Among the earlier efforts of transport data sharing was the online bus booking platform GoByBus, which seeks to improve cross-boundary bus travel in Hong Kong by consolidating data on bus terminals, routes, stops and updates, and making the data available to bus users.
GoByBus uses Big Data tech to install GPS chip devices on cross-boundary buses for real-time arrival and departure data.
Meanwhile, the Pokeguide app uses Big Data analytics and artificial intelligence (AI) to help users choose the shortest route by listing all the public transport mode combinations and plan their journeys.
“Releasing real-time information of arrival and departure can encourage more people to use public transport.

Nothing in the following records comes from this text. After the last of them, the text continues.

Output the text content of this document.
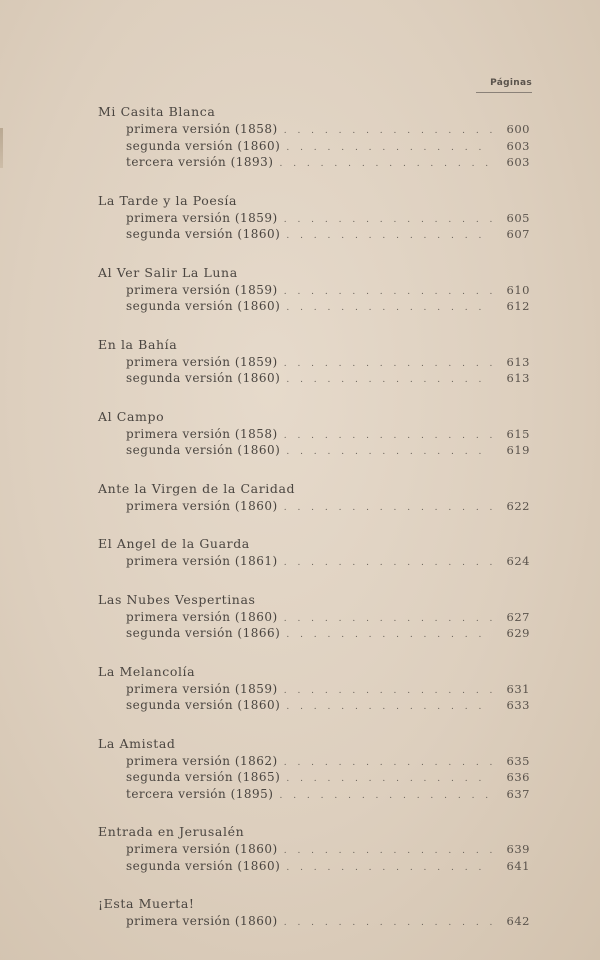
Páginas
Mi Casita Blanca
primera versión (1858) . . .	600
segunda versión (1860) . . .	603
tercera versión (1893) . . .	603
La Tarde y la Poesía
primera versión (1859) . . .	605
segunda versión (1860) . . .	607
Al Ver Salir La Luna
primera versión (1859) . . .	610
segunda versión (1860) . . .	612
En la Bahía
primera versión (1859) . . .	613
segunda versión (1860) . . .	613
Al Campo
primera versión (1858) . . .	615
segunda versión (1860) . . .	619
Ante la Virgen de la Caridad
primera versión (1860) . . .	622
El Angel de la Guarda
primera versión (1861) . . .	624
Las Nubes Vespertinas
primera versión (1860) . . .	627
segunda versión (1866) . . .	629
La Melancolía
primera versión (1859) . . .	631
segunda versión (1860) . . .	633
La Amistad
primera versión (1862) . . .	635
segunda versión (1865) . . .	636
tercera versión (1895) . . .	637
Entrada en Jerusalén
primera versión (1860) . . .	639
segunda versión (1860) . . .	641
¡Esta Muerta!
primera versión (1860) . . .	642
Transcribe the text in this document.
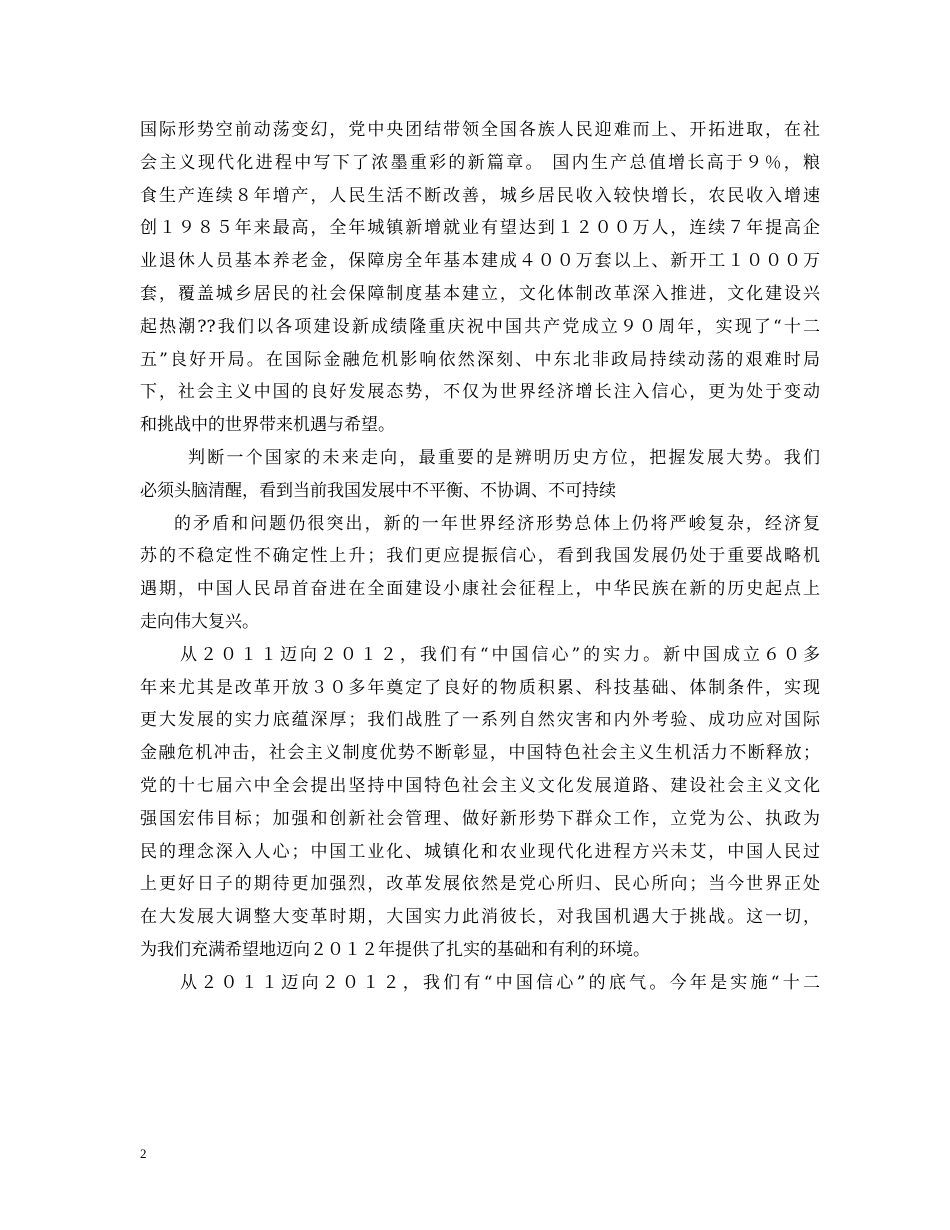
国际形势空前动荡变幻，党中央团结带领全国各族人民迎难而上、开拓进取，在社
会主义现代化进程中写下了浓墨重彩的新篇章。 国内生产总值增长高于９％，粮
食生产连续８年增产，人民生活不断改善，城乡居民收入较快增长，农民收入增速
创１９８５年来最高，全年城镇新增就业有望达到１２００万人，连续７年提高企
业退休人员基本养老金，保障房全年基本建成４００万套以上、新开工１０００万
套，覆盖城乡居民的社会保障制度基本建立，文化体制改革深入推进，文化建设兴
起热潮??我们以各项建设新成绩隆重庆祝中国共产党成立９０周年，实现了“十二
五”良好开局。在国际金融危机影响依然深刻、中东北非政局持续动荡的艰难时局
下，社会主义中国的良好发展态势，不仅为世界经济增长注入信心，更为处于变动
和挑战中的世界带来机遇与希望。
判断一个国家的未来走向，最重要的是辨明历史方位，把握发展大势。我们
必须头脑清醒，看到当前我国发展中不平衡、不协调、不可持续
的矛盾和问题仍很突出，新的一年世界经济形势总体上仍将严峻复杂，经济复
苏的不稳定性不确定性上升；我们更应提振信心，看到我国发展仍处于重要战略机
遇期，中国人民昂首奋进在全面建设小康社会征程上，中华民族在新的历史起点上
走向伟大复兴。
从２０１１迈向２０１２，我们有“中国信心”的实力。新中国成立６０多
年来尤其是改革开放３０多年奠定了良好的物质积累、科技基础、体制条件，实现
更大发展的实力底蕴深厚；我们战胜了一系列自然灾害和内外考验、成功应对国际
金融危机冲击，社会主义制度优势不断彰显，中国特色社会主义生机活力不断释放；
党的十七届六中全会提出坚持中国特色社会主义文化发展道路、建设社会主义文化
强国宏伟目标；加强和创新社会管理、做好新形势下群众工作，立党为公、执政为
民的理念深入人心；中国工业化、城镇化和农业现代化进程方兴未艾，中国人民过
上更好日子的期待更加强烈，改革发展依然是党心所归、民心所向；当今世界正处
在大发展大调整大变革时期，大国实力此消彼长，对我国机遇大于挑战。这一切，
为我们充满希望地迈向２０１２年提供了扎实的基础和有利的环境。
从２０１１迈向２０１２，我们有“中国信心”的底气。今年是实施“十二
2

Smart technologies can reduce traffic congestion in such a dense city.”
Co-Founder of Pokeguide, Brian Hui, told China Daily.
Then, on 31st of May 2019, the Hong Kong Transport Department (TD) and the MTR Corporation Limited agreed to open up real-time arrival data on four of MTR’s rail lines in machine-readable format via the Public Sector Information (PSI) Portal to be used by the public and the transport industry.
In addition, launching the real-time arrival data collection system for green minibuses (GMBs) by the end of 2020 is also on the government’s Big Data-driven public transport agenda.
With on-board positioning devices on over 3,300 GMBs, passengers can access the GMB’s real-time arrival data through the PSI portal and the TD’s mobile app, HKeMobility.
Big Data’s Role in Public Transport
In a nutshell, there are plenty of lessons we can gain from these examples.
Like how Big Data can do wonders to managing congestion levels in trains and train stations.
At the same time, Big Data tech can be used and adjusted in ways that still protects the privacy of the people involved.
Radial networks using mobile phone data can also be constructed and leveraged to gauge the demand of mass transport services in cities and meet that demand through expansion of services in terms of time and location.
But the one thing these three examples have in common with each other is that they all provide real-time estimates that enable commuters to make optimal travel decisions based on congestion levels, arrival times, departure times and routes.
This definitely hits the nail on the head in making public transport more convenient to use.
By looking at these examples, we can see that the convenience of using public transport can be upheld and improved using Big Data.
Hopefully, these examples can point other countries with less sophisticated public transport systems to the right direction.